Opinion ID: 742595
Heading Depth: 2
Heading Rank: 1

Heading: The Timeliness of the Petitions

Text: 10 As for the matter of timeliness, BellSouth and SNET contend that their time to petition this court for review of the Commission's orders was tolled while the Commission considered their petitions for reconsideration. The Commission and intervenors assert that a petition for reconsideration that the Commission denies as repetitious does not toll the time to petition for judicial review.

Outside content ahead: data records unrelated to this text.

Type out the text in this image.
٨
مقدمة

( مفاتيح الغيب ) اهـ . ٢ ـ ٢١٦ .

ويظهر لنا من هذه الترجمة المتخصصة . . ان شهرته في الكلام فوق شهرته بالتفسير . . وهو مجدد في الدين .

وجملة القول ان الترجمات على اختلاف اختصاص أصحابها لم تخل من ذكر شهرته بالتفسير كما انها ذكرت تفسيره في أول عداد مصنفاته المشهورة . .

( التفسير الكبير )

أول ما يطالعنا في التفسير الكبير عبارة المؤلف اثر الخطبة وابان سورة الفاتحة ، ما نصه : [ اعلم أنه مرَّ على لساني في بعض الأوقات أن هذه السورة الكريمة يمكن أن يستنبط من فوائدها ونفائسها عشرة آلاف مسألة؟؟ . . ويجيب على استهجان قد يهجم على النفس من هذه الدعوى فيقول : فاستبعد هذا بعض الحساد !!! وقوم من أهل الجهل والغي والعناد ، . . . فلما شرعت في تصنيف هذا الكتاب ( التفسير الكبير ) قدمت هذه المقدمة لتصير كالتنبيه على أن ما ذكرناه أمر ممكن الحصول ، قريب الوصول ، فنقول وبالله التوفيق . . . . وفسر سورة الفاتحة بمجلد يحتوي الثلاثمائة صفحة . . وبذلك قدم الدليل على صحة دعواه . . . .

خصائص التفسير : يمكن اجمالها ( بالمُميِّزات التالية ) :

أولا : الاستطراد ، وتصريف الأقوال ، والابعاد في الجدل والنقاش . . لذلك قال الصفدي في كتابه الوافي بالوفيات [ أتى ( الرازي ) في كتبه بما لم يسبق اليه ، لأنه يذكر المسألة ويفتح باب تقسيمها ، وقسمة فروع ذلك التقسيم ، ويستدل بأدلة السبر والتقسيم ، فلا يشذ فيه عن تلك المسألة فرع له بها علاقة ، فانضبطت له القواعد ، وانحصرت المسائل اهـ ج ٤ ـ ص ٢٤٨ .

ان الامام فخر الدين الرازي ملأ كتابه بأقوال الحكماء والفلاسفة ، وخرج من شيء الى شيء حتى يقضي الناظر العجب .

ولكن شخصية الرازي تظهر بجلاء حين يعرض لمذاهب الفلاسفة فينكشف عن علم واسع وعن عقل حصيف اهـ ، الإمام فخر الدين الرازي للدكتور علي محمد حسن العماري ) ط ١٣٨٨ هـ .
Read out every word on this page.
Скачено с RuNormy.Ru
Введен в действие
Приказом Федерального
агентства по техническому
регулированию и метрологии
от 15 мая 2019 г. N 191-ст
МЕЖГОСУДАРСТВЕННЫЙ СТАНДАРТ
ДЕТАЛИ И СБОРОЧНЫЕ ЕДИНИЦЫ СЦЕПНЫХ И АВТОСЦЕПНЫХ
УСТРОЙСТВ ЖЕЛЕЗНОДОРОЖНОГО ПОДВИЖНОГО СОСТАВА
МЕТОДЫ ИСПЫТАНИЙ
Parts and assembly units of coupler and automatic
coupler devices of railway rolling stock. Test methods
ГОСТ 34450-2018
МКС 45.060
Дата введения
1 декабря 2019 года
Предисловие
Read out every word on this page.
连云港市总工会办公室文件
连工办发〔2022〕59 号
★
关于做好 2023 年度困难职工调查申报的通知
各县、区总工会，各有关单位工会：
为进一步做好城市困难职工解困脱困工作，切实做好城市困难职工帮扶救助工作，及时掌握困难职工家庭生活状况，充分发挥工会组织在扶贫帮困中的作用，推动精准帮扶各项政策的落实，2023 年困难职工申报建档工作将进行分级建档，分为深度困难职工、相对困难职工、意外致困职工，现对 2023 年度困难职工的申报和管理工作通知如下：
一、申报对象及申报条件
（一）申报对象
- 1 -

All parties agree that if the pendency of BellSouth's and SNET's petitions for reconsideration did toll the time to petition for review of the underlying orders, then their petitions for judicial review were timely filed. 11 The general rule is that a petition for reconsideration filed with the Commission will suspend the running of the period within which an appeal may be taken, and ... this period begins to run anew from the date on which final action is taken on the petition [325 U.S.App.D.C. 253] or motion, whether it be granted or denied. Los Angeles SMSA Ltd. Partnership v. FCC, 70 F.3d 1358, 1359 (D.C.Cir.1995). We see no reason to carve out an exception to this rule for cases in which the Commission dismisses a petition for reconsideration on the ground that it is repetitious. The Commission does not claim to have been plagued by even one repetitious petition for reconsideration filed solely for the purpose of tolling the time for filing a petition for judicial review; nor is it likely to be, for when time is short it is no harder to file a petition for judicial review than it is to file a petition for administrative reconsideration. Moreover, a petitioner seeking reconsideration by the agency may not always be able to anticipate whether its request will be dismissed as repetitious; we presume that a party files a petition for reconsideration rather than going directly to court only when it thinks the petition has a chance of succeeding. If we adopted the Commission's position, however, then many a party might be discouraged from seeking reconsideration before the agency lest it lose the opportunity thereafter to seek judicial review. For all of these reasons we reject the suggestion that we dismiss as untimely BellSouth's and SNET's petitions for judicial review.